A team of Canadian researchers recently explored how our bodies respond to 'exercise snacks' – like 15 squats, or walking for two minutes every half hour. They found the short bursts of activity helped improve how muscles used amino acids for protein synthesis – enhancing the body’s ability to repair or replace old or damaged proteins and build muscle.

Dr. Daniel Moore, lead researcher, says these findings highlight the power of breaking up prolonged sedentary periods with brief activity snacks. He adds that moving after we eat is particularly valuable as it can enhance nutrient absorption and allow dietary amino acids from smaller meals or lower-quality types of protein to be used more efficiently.

Why protein matters

Protein provides amino acids that are essential for muscle repair and growth. When paired with regular activity snacks, the body is better able to use these amino acids for muscle protein synthesis. This is especially important as we age, since muscle mass naturally starts to decline in our 30s.
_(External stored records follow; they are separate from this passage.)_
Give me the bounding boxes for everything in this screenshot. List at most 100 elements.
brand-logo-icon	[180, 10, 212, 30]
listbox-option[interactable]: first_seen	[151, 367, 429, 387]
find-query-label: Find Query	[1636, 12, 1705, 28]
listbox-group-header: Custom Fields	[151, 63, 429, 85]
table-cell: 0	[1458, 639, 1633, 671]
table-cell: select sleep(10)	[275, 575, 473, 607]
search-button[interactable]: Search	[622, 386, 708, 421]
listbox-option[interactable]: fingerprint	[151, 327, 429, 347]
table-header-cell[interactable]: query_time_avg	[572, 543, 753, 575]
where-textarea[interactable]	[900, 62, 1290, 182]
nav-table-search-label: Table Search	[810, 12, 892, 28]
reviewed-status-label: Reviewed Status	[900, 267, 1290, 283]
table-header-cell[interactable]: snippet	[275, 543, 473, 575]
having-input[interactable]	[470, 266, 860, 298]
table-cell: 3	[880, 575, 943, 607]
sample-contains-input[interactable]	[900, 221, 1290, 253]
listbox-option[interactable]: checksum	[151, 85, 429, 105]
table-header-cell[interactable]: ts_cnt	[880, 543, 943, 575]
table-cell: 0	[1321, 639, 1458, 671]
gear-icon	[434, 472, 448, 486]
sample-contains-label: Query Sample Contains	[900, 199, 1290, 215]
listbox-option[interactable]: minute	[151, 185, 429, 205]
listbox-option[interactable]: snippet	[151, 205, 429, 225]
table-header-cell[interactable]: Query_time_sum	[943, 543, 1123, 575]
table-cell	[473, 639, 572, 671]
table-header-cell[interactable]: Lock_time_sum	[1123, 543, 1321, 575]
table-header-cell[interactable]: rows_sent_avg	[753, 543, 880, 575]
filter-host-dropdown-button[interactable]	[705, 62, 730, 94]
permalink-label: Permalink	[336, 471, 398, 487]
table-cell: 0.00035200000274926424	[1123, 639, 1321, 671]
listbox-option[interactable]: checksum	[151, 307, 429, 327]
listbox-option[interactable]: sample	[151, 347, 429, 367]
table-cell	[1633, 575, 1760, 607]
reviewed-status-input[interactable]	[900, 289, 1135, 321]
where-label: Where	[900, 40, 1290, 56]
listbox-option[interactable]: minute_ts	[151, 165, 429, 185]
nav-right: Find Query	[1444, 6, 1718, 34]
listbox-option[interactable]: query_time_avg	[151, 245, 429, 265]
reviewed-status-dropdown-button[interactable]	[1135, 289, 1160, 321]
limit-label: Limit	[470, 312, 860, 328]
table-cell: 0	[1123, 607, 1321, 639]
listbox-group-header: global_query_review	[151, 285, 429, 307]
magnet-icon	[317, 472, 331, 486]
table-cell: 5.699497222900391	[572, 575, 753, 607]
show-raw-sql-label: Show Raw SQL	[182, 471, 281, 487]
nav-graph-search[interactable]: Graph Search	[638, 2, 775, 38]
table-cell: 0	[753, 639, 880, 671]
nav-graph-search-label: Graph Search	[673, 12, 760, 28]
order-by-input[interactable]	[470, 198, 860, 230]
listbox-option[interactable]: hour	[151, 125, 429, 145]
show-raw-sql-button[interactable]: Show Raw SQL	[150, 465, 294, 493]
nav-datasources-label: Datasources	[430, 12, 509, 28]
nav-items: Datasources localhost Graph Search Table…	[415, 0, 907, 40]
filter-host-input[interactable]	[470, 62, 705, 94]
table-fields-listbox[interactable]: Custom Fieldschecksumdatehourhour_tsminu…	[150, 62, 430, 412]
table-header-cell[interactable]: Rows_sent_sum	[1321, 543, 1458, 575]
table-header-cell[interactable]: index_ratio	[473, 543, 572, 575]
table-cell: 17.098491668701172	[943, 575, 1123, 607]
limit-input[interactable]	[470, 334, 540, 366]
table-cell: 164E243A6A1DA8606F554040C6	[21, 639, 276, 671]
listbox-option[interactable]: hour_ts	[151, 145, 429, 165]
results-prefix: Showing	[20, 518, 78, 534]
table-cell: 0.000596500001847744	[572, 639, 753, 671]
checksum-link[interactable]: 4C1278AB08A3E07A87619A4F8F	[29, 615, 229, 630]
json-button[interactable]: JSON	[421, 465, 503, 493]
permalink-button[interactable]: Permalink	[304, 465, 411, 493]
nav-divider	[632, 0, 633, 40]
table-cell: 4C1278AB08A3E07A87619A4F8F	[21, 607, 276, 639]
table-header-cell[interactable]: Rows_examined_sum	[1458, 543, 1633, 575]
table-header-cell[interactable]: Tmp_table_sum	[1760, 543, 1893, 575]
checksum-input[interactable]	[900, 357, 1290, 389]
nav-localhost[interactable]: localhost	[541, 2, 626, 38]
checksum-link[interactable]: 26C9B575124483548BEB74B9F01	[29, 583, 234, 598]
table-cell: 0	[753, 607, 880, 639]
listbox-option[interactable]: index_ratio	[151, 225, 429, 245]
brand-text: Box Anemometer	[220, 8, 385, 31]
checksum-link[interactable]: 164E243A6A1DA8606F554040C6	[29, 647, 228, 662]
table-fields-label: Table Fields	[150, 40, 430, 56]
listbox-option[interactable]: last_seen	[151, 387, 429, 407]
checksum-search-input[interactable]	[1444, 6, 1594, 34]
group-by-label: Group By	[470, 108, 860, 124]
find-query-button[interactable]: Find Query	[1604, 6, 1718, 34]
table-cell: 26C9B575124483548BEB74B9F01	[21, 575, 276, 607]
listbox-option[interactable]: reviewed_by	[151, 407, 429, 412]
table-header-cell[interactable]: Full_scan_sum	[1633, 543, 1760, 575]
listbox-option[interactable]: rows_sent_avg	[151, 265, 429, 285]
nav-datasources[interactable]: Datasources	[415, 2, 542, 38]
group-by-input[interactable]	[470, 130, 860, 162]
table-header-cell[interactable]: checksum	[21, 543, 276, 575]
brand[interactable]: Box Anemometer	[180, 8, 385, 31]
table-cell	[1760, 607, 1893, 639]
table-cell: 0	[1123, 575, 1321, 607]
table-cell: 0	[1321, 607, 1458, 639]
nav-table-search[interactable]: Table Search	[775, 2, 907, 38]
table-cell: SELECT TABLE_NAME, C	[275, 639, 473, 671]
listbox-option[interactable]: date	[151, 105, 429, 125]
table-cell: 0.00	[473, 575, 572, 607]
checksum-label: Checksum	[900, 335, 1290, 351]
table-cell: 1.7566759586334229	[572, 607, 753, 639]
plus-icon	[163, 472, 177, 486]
Dr. Martin Gibala, a global expert in time-efficient training, led the stair-climbing study. He says using short bursts of exercise is not about finding a quick fix or trying to cut corners. It’s simply about making exercise something that fits with your life. “On those days when you’re time-pressed and you might otherwise blow off a workout because you only have 10 minutes, intervals can be a really good choice that can help maintain, and ideally boost your fitness,” says Gibala.
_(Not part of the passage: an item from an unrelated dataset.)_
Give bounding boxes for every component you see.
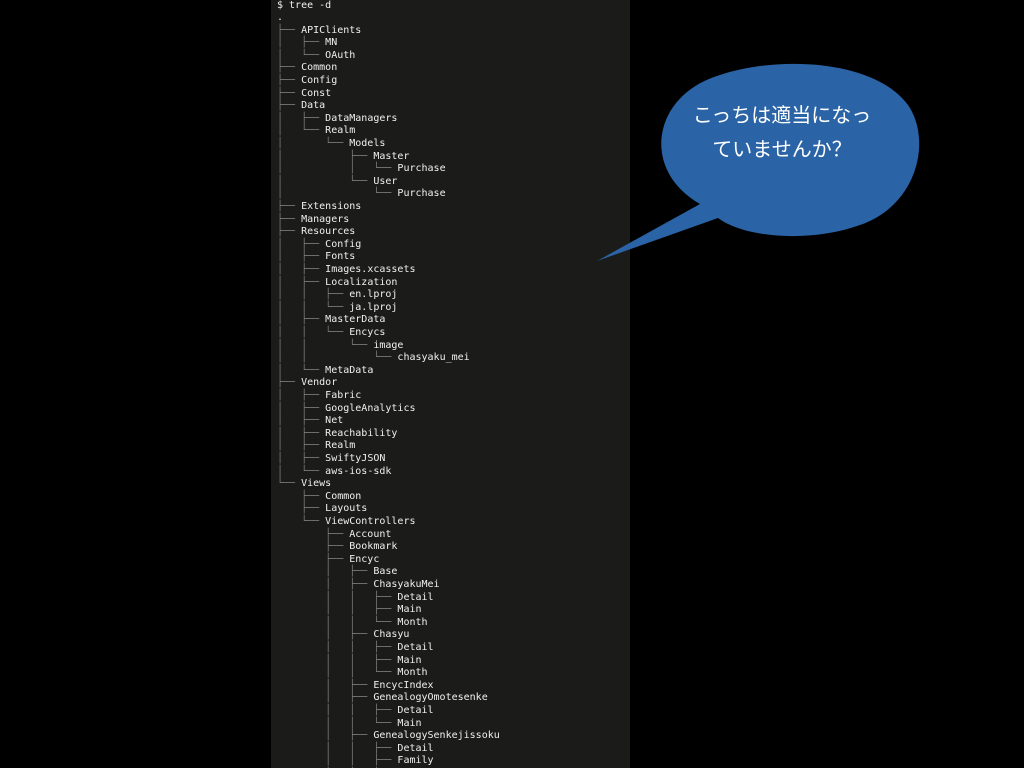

“It’s just another proven exercise option – and it’s an option that many may find appealing. I can’t stress that enough, the more exercise options we can give people, the better.”

EXPLORE GIBALA'S FAMOUS ONE-MINUTE WORKOUT

Smart exercise snacks to try:

  • Squat sessions – 20 body weight squats
  • Burpee breaks – how many can you do in 2 minutes (LES MILLS GRIT™ fans, you know the drill!).
  • Walk and talk – swap your coffee break for a lap around the block
  • Wall sits – spend a few minutes on the wall while scrolling your socials
  • Check out the short workouts available on LES MILLS+ - some can be done in as little as 10 minutes!

Remember, you don’t need to commit to a full group fitness class. The first 10 minutes of exercise you do are the most beneficial. So if you’re short on time, or just not feeling it, simply doing the first 20 minutes or so of your favorite class can be beneficial.